CAIRO, Oct 19, 2012 (AFP)
CAIRO, Oct 19, 2012 (AFP)
Several thousand people rallied on Friday against Islamist influence over an assembly preparing Egypt’s new constitution, a week after a similar protest degenerated into clashes with religious conservatives.
The demonstrators marched from several points in Cairo to its central Tahrir Square, where scores were injured last week when the liberal and secular-leaning protesters clashed with Islamists.
“Freedom, justice, down with the constituent assembly,” they chanted, referring to the assembly picked by a now dissolved Islamist-dominated parliament.
They also chanted against Mohamed Badie, leader of the powerful Muslim Brotherhood movement which fielded President Mohamed Morsi in the May and June presidential election.

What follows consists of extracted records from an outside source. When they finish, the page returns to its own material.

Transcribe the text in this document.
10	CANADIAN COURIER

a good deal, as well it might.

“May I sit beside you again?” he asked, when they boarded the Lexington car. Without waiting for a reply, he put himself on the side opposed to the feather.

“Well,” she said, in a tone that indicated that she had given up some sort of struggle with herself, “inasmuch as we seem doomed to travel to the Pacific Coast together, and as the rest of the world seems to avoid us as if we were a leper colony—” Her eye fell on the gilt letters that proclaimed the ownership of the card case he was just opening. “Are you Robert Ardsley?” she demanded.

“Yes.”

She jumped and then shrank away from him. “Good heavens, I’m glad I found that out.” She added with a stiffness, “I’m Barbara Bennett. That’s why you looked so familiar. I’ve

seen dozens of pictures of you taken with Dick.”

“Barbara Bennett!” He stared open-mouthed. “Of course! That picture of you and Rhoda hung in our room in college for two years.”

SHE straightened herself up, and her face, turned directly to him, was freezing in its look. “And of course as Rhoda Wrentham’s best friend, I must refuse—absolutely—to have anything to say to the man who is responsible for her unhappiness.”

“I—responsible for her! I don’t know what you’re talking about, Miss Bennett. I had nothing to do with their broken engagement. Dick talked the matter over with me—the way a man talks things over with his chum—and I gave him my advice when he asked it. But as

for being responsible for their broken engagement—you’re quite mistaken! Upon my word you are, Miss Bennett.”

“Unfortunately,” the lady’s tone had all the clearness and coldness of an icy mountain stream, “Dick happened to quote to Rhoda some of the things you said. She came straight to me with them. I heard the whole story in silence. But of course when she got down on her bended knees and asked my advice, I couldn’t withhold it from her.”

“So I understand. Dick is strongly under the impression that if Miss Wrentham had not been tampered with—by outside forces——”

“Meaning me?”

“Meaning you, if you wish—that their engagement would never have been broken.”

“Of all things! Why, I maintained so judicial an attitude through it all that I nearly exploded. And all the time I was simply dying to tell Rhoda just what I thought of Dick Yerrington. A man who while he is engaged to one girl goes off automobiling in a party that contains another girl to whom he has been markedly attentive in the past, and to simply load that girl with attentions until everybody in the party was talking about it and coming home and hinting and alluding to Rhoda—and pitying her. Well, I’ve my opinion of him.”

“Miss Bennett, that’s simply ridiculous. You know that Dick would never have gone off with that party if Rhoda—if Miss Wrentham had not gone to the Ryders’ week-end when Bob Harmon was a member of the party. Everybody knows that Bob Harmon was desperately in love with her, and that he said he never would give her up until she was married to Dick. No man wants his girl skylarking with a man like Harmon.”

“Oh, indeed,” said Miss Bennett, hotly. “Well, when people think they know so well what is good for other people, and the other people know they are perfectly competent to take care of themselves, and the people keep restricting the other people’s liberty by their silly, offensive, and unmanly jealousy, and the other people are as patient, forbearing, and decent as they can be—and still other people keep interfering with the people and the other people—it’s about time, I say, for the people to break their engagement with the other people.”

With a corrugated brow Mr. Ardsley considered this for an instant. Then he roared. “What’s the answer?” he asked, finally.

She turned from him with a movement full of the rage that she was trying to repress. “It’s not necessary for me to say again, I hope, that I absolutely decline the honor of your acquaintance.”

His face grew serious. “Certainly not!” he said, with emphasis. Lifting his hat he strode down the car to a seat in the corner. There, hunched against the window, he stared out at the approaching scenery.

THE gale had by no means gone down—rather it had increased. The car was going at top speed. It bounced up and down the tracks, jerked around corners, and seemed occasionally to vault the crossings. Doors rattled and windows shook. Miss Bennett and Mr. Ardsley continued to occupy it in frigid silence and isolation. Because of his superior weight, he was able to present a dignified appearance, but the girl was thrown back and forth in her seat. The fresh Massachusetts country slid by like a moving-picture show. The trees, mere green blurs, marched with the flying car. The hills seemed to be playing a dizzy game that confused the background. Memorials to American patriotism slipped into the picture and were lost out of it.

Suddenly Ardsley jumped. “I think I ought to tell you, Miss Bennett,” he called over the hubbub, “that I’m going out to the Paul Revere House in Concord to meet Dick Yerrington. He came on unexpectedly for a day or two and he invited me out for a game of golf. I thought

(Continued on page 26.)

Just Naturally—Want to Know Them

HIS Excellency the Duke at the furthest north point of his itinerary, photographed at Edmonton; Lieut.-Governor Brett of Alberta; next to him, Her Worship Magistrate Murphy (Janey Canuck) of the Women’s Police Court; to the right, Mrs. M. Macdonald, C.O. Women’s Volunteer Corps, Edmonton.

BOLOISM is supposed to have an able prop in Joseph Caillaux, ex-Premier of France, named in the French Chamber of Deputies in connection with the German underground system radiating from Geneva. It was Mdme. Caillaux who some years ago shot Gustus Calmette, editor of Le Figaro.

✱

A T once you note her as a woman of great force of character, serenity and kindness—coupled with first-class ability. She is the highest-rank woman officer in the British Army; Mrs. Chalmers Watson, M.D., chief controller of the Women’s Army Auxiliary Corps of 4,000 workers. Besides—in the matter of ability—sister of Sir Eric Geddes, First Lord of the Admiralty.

The protest was organised by several groups that helped galvanise the popular uprising which overthrew president Hosni Mubarak last year and have now become opposed to what they call the Islamists’ grip on politics.
Across the city, the newly elected leader of the Brotherhood’s Freedom and Justice Party, Saed al-Katatni, pledged in his acceptance speech to work for national unity.
Morsi had stepped down as the party’s chief on his election to head the country.
The Islamists’ opponents have petitioned the administrative court to annul the constituent assembly because of the mechanism used to select its members. The court is expected to deliver a verdict on October 23.